Un encuentro casual permite a Amy LaBelle resolver una asignatura que aún tenía pendiente.

Hace mucho ya que no me había surgido una sorpresa agradable en lo que a polvazos se refiere, y al concepto de lo repentino en sí. Últimamente todas mis relaciones han tenido lugar porque han sido totalmente buscadas y/o dentro de un proceso más o menos rápido y superficial de cortejo. Por eso me alegró tanto después de una larga y aburrida mañana de compras en un centro comercial, muy famoso, que, justo cuando ya me disponía a marcharme, me cruzase con aquel amigo especial de la juventud.

asignaturas pendientes
Ilustración de Francisco José Asencio Ibáñez

Fernando había sido durante mis diecisiete, ese eterno rollito que nunca llega a nada. Ese amigo con el que hay tanta tensión sexual que todos los de la pandilla alrededor lo sufren y por ello se empeñan en decirte que aquello hay que rematarlo porque estamos los dos locos el uno por el otro. Y sí, él estaba loco por mí, y yo por él. Pero como él era tan voluble, tan mujeriego, tan irresponsable, y yo tan inmadura, tan indecisa, tan orgullosa, tan temerosa de enamorarme, nunca hubo más que unos cuantos morreos, y aquellas conversaciones eternas en las que nos enganchábamos, ante el miedo de afrontar una relación que fuera a ponerse seria pero con las que conseguíamos mantenernos juntos. En fin, una “no relación”  de juventud que nos rondó por tres años sin llegar a ningún sitio y que acabó porque cada uno tomamos un rumbo diferente en nuestras vidas.

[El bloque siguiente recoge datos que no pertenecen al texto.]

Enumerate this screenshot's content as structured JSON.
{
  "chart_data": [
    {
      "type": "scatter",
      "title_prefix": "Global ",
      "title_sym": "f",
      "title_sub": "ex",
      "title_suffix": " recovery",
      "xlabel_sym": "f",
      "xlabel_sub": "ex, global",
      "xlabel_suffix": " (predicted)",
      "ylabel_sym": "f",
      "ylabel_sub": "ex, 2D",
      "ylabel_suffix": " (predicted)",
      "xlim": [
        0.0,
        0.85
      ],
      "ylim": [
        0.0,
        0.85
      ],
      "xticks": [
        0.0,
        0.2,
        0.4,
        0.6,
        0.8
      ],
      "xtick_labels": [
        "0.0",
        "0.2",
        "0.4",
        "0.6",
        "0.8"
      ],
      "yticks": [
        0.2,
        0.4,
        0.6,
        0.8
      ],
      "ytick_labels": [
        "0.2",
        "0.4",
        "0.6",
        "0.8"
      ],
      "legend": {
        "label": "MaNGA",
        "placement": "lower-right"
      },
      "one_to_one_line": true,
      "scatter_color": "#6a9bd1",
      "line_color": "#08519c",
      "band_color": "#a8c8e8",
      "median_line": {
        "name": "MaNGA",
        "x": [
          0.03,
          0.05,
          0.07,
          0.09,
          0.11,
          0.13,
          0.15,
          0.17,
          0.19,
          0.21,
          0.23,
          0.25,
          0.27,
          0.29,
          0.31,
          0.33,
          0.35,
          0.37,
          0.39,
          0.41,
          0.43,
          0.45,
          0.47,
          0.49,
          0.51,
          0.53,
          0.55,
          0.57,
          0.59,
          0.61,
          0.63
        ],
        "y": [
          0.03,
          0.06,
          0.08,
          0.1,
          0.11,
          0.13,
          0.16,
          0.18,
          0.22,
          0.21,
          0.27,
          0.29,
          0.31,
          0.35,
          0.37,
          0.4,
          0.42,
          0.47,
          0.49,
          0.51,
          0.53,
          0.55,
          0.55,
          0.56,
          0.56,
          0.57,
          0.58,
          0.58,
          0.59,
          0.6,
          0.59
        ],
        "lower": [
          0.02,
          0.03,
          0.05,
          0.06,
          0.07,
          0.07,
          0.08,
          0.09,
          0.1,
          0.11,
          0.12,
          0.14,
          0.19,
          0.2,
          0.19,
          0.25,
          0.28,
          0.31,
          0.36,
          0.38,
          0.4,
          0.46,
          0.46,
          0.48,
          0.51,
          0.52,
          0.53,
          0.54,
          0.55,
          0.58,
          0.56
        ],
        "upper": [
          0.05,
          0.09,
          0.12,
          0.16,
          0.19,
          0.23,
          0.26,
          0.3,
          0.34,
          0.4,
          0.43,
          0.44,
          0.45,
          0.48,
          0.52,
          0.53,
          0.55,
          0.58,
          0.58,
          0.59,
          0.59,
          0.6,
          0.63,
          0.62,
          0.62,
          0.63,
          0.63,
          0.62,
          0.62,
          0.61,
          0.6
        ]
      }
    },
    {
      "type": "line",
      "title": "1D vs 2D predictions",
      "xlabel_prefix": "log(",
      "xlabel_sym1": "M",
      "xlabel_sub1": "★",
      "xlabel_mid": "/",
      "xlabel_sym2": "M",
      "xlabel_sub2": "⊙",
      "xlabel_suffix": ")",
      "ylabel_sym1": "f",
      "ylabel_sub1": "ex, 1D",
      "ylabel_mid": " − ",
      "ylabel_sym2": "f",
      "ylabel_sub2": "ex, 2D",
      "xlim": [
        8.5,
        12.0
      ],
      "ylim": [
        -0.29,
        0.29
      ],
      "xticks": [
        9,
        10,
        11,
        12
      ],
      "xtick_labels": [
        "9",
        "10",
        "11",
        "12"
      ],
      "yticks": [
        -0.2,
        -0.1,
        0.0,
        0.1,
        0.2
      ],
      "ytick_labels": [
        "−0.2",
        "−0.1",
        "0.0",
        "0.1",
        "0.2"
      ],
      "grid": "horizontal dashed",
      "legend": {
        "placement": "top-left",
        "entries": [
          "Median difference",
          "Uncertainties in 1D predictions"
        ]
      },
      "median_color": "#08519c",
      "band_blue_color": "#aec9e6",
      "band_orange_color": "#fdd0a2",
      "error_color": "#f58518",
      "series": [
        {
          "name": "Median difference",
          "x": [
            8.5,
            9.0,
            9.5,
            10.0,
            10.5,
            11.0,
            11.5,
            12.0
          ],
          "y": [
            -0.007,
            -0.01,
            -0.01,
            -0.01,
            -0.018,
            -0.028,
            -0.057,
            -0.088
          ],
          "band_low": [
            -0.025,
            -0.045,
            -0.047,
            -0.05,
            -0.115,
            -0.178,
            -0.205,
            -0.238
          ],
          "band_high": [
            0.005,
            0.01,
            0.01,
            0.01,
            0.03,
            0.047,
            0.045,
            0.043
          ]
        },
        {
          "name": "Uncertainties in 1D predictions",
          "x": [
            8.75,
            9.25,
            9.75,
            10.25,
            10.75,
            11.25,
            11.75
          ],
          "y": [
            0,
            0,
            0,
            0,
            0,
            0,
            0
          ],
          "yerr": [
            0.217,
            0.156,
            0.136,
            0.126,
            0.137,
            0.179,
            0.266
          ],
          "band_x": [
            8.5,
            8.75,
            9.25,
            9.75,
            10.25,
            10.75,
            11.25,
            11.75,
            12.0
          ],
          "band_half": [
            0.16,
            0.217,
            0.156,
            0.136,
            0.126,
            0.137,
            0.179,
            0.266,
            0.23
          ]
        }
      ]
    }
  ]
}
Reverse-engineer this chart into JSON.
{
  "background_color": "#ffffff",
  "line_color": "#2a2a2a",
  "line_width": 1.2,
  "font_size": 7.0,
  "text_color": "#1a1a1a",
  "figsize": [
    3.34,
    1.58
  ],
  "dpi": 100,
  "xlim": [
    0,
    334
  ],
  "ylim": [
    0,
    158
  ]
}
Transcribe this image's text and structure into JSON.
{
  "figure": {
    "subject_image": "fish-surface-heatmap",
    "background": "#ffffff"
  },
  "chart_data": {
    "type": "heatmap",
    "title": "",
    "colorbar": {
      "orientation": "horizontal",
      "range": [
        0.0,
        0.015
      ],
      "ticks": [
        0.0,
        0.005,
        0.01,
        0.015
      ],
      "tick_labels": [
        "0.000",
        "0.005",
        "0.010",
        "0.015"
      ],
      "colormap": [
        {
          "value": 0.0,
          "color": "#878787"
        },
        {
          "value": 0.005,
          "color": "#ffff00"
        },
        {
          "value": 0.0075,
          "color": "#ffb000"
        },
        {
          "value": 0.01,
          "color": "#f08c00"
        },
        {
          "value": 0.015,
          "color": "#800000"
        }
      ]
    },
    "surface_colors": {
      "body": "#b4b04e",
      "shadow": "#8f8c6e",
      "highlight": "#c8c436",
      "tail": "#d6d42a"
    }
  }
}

Yo bajaba por las escaleras mecánicas pensando en mis cosas, cuando se cruzaron nuestras miradas. Él subía  por la escalera de al lado que se movía hacia el piso de arriba y se quedó tan petrificado mirándome como yo a él. En cuanto pasaron los escasos segundos que tardamos en reconocernos y darnos un grito a modo de saludo, me puse a buscar el modo de volver escaleras arriba contra corriente entre la multitud, algo que tuve que abandonar por mi negada y conocida habilidad para el deporte de riesgo. Menos mal que para él fue más fácil llegar hasta el final de su recorrido y volver a bajar por la misma escalera por la que me había visto. ¡Y suerte que decidió hacerlo!

Nos abrazamos entre risas y parloteo, y comenzamos a preguntarnos indiscriminadamente por nuestras vidas mientras yo le tocaba entre frase y frase para cerciorarme de que estaba allí de verdad. Más de veinticinco años después no había cambiado mucho, pero estaba más fuerte, más canoso, más apetecible. No atinábamos a mantener una conversación lógica ni  fluida, pero en un momento dado le escuché decir cuánto me había deseado siempre y lo tontos que habíamos sido ambos por no haber aprovechado aquellos años juntos. Me pareció tan directo que no lo dudé. Le arrastré de la mano hasta la puerta de los probadores de la zona de vaqueros de señora y acercándome mucho a su oreja le pregunté con lascivia y decisión si quería ponerle punto y final a aquella relación sin rematar.  Ni me contestó. Con un enérgico tirón del brazo me pasó dentro, echó el pestillo y comenzó a comerme la boca como si trajera hambre de meses. A medio desnudar, con las compras por el suelo e intentando que nuestros gemidos no alarmasen a nadie, a la vez que no caernos, empezamos una guerra por tocarnos, lamernos y follarnos en todas las posturas, en la que no hubo tregua para más charla. Menos mal que siempre llevo un condón en el bolso, en un bolsillo muy fácilmente accesible, porque por nada del mundo habría querido volverme a quedar sin disfrutar de aquel hombre, que ahora aguantaba dentro de mí con gran vigor para darme un placer acumulado durante años.  Terminamos y, entre risas, nos volvimos a besar y a recomponernos mientras alguien daba golpes en la puerta por fuera.

“Llevo prisa” es lo único que le dije. “Vamos a seguir con nuestras cosas”, dijo él. Y hasta hoy.